Filter - Uniquely Better

Posted by David Hill on

Staff Development Essentials Issue 03

Peek in on our staff meeting this month. Gather your team for this talk.

Have you ever been fired up about a new idea only to try it and . . . flop? Or stumble into success that you can’t quite figure out? Why did this work when that didn’t? In a two-part discussion on his podcast, Andy shares two words that have become a filter we apply to all new ideas. (Plus he shares four habits that will improve the quality of your team’s ideas right away.)
Listen to the 2-part discussion on the Andy Stanley Leadership Podcast then use the discussion questions to talk it over as a team.

Uniquely Better Part 1
Bottom Line: Our responsibility as leaders is to create a culture that recognizes rather than resists uniquely better.

  • Uniquely better starts with being unique, then leads to being better.
    • Unique – The approach is a unique one, but unique is not necessarily better.
    • Better – The execution of the approach is better than the competition.
  • Somebody somewhere is challenging the assumptions and messing with the rules to the prevailing model.
  • Discovering uniquely better is virtually impossible, but recognizing uniquely better is not.
  • Uniquely better is often the by-product of circumstances successful organizations are trying to avoid.

Team Discussion Questions

  1. Andy used Netflix as an example of a company that recognized a uniquely better way of doing things and adjusted. What are some other examples of companies that recognized a uniquely better method or product?

  2. Has your organization ever been (or are you now) uniquely better at something? What was it?

    • Did your “competition” adopt your way of doing things or have you remained, as Andy and Lane joked, “the only hotdog stand in town?”

    • Have you ever tried something that was unique but that didn’t turn out to be a better way of doing things?

  3. What are some of the circumstances your organization is trying to avoid that may be blinding you to a uniquely better way of doing things? (Hint: Consider how you would fill in this blank: It would be bad news for us if people started/stopped ________________.)

Uniquely Better Part 2
Bottom Line: Our responsibility as leaders is to create a culture that recognizes rather than resists uniquely better.
There are four habits that will help an organization recognize uniquely better.

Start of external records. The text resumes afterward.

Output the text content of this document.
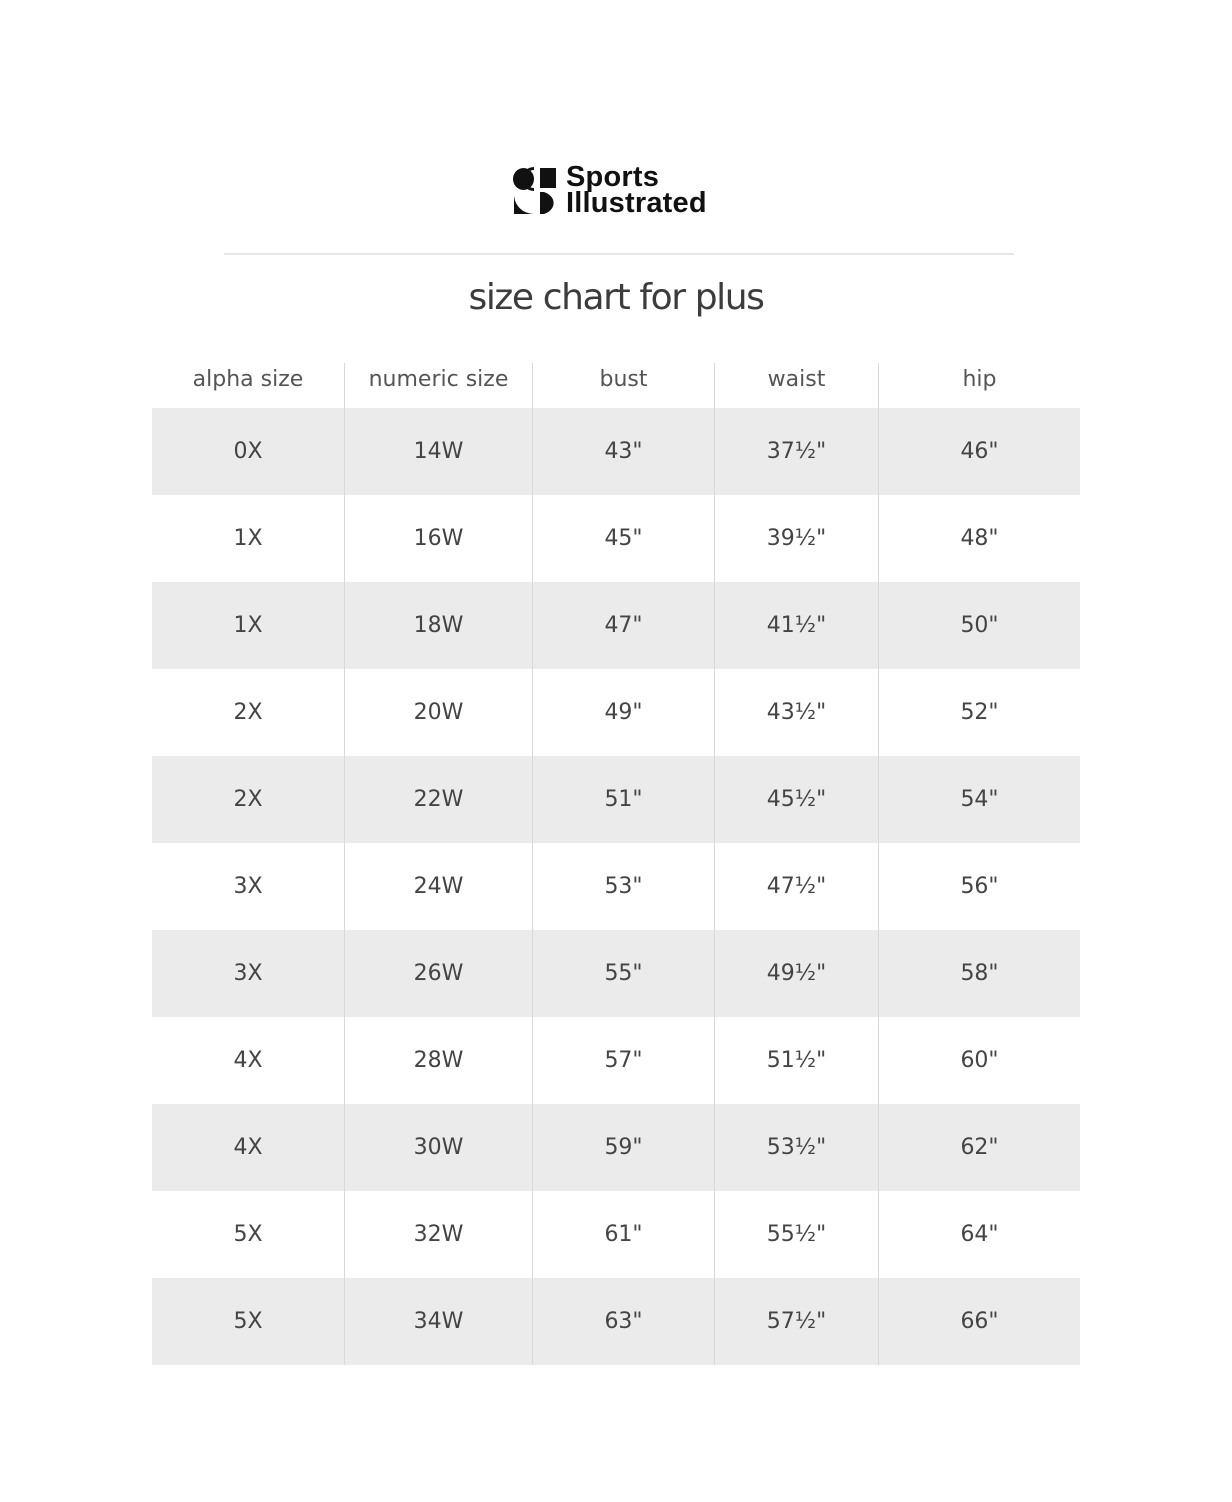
Sports
Illustrated
size chart for plus
alpha size	numeric size	bust	waist	hip
0X	14W	43"	37½"	46"
1X	16W	45"	39½"	48"
1X	18W	47"	41½"	50"
2X	20W	49"	43½"	52"
2X	22W	51"	45½"	54"
3X	24W	53"	47½"	56"
3X	26W	55"	49½"	58"
4X	28W	57"	51½"	60"
4X	30W	59"	53½"	62"
5X	32W	61"	55½"	64"
5X	34W	63"	57½"	66"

  1. Be a student, not a critic.
    • We naturally resist things we don’t understand and can’t control.
    • Rather than criticizing something you don’t understand, ask questions.
  2. Keep your eyes and mind wide open.
    • Closed-minded leaders close minds.
    • Listen to outsiders.
  3. Replace “how” with “wow.”
    • We fuel or shut down innovation with our responses to new, untried, expensive, unorthodox ideas.
    • “Wow” ideas to life, don’t “how” them to death.
  4. Ask uniquely better questions.
    • Before beginning, ask:
      • Is this unique?
      • What would make it unique?
      • Is it better...really?
    • If what you are trying is not clearly better and obviously unique, keep working on it.

Team Discussion Questions

  1. Andy offered a few questions that will help you assess your readiness to recognize and embrace uniquely better ideas. Respond to any/all of them.

    • What is your typical response to someone suggesting an idea they’ve learned from another organization or team?

    • When is the last time your team embraced a big idea that wasn’t your idea?

    • When is the last time you weren’t 100% sure of an idea but you tried it anyway?

  2. Is your team already good at any of the four habits Andy suggested? Is there one you can commit to working on?

  3. Is there anything your team has tried recently (or an idea you’ve resisted) that you now see in a different light after considering the principle of uniquely better?